More advice practices are moving away from large dealer groups, instead opting for self-licensing, in search of greater independence and autonomy within their businesses, according to the head of an insurance and risk advice firm.

Adviser Ratings’ Musical Chairs Report for Q1 2024, released earlier this month, revealed that 82 per cent of licensees are in a privately owned licensee with fewer than 10 advisers, and the number of advisers under this category of licensee has increased by 17.9 per cent since 2017.

These findings highlight a growing shift towards privately owned licensees within the industry. In an Adviser Ratings post, the founder and managing director of Numerisk, Richard Silberman, said a desire for autonomy and flexibility are contributing to the shift.

“For many, it’s about setting a path forward independently, free of influence from a licensee that may have differing views and future goals,” he explained.

Silberman highlighted the importance of being aware of the added risks and responsibilities that come with self-licensing, including ensuring the business keeps up with industry compliance changes and securing professional indemnity (PI) insurance, among others.

He noted that accessing support services specifically for self-licensed practices can be valuable as they provide education and resources that can assist in navigating the complexities and associated risks of becoming independent.

“While self-licensing isn’t suitable for every business, with the right support and guidance, many thrive under this model. This autonomy allows them to tailor their operations to suit their specific needs and objectives, a flexibility often lacking in larger licensee frameworks,” Silberman said.


He added that an adviser shifting to be self-licensed means less time spent with clients, as they will need to do more to keep up with operational and compliance needs instead.

Speaking on his experience shifting from a large dealer licensee to being privately licensed, Bruce Gorry, managing director and principal adviser of Provident Advisory, said maintaining the quality of service for clients was top of mind during the transition.

“We are degree-qualified, highly professional advisers who want nothing more than to generate great outcomes for our clients over the long term – we needed to ensure our operating environment would continue to provide this opportunity, including the flexibility to be nimble, particularly around the impending changes we are seeing with the QAR,” Gorry said.

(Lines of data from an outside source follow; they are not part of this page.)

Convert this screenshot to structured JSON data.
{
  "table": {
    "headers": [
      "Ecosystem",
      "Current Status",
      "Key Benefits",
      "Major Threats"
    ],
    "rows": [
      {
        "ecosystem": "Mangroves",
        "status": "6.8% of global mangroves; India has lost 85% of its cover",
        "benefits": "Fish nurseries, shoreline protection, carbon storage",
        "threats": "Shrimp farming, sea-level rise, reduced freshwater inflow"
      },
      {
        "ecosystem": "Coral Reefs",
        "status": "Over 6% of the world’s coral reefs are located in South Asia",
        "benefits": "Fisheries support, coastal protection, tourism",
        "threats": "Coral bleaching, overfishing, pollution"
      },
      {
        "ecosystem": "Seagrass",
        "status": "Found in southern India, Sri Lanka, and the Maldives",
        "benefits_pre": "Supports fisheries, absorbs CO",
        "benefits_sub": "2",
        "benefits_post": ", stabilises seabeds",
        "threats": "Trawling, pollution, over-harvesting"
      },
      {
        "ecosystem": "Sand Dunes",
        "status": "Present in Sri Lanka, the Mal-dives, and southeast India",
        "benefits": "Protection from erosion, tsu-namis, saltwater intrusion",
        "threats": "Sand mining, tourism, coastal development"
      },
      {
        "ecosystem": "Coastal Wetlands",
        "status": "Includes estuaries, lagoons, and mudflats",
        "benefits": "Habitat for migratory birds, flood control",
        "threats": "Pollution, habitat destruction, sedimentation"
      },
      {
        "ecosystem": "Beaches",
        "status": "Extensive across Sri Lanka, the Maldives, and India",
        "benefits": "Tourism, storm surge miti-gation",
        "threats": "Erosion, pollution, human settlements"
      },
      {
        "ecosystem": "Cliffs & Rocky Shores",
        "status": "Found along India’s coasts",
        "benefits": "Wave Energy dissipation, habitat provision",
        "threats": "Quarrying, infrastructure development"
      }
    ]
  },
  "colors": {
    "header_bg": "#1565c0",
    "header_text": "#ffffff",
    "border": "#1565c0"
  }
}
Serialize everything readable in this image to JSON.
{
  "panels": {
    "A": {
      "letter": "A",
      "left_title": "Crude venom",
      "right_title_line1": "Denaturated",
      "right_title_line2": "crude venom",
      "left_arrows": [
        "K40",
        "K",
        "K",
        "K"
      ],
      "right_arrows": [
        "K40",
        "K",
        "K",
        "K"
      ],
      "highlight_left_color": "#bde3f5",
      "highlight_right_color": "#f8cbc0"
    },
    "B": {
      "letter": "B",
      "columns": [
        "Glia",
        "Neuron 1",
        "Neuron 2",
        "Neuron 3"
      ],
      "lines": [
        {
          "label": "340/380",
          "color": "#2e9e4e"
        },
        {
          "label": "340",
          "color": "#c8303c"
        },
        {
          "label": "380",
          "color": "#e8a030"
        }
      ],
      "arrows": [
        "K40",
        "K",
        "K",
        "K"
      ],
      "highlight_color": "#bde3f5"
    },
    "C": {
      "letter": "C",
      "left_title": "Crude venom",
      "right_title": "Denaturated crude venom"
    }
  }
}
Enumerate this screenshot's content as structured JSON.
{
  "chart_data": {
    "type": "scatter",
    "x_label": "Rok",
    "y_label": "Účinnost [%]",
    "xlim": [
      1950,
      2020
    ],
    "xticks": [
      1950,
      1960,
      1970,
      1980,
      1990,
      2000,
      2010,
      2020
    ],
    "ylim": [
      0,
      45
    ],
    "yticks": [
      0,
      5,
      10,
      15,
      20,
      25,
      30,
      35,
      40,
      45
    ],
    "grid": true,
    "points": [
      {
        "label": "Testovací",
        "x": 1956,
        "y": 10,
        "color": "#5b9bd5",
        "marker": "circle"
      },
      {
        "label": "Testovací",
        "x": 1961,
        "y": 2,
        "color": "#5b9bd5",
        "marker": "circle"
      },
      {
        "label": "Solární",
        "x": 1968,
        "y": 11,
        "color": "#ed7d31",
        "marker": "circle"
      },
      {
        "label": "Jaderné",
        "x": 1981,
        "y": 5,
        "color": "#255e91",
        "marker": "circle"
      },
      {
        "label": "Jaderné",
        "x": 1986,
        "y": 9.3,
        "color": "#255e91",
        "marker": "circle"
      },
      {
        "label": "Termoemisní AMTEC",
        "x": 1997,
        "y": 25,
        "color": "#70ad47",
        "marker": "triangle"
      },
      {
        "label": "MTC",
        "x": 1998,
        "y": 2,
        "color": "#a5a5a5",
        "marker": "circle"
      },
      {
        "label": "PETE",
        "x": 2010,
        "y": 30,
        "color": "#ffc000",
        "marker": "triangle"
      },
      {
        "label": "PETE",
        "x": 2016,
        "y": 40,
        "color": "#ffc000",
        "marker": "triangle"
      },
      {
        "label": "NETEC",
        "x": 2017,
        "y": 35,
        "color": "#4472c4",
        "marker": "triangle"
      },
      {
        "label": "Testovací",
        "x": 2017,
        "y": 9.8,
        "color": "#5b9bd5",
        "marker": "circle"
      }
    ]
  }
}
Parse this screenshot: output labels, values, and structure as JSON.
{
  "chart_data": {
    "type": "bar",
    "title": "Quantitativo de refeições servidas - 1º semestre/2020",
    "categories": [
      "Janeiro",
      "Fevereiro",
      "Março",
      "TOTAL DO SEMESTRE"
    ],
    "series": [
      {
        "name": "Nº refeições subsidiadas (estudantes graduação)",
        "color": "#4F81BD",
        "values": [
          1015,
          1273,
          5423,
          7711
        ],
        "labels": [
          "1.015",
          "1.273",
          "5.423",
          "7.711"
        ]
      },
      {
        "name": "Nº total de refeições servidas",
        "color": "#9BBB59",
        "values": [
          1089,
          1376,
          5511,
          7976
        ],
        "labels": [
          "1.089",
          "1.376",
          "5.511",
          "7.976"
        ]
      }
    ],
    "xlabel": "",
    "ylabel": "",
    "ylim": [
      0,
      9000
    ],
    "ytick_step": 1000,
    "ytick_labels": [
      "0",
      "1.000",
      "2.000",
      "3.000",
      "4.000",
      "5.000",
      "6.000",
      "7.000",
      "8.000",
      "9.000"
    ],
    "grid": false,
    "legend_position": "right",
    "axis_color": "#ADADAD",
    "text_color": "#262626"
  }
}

“The change was never about saving money, but after undertaking a comprehensive cashflow analysis in planning, it’s a nice feeling to know that the decision stacks up financially.

“The best advice I can provide anyone with is to be completely transparent with your intention, don’t be scared to ask people for help, and be prepared to invest time into the change. We were well prepared, and by and large, the transition was fast and smooth; we couldn’t be happier with the result.”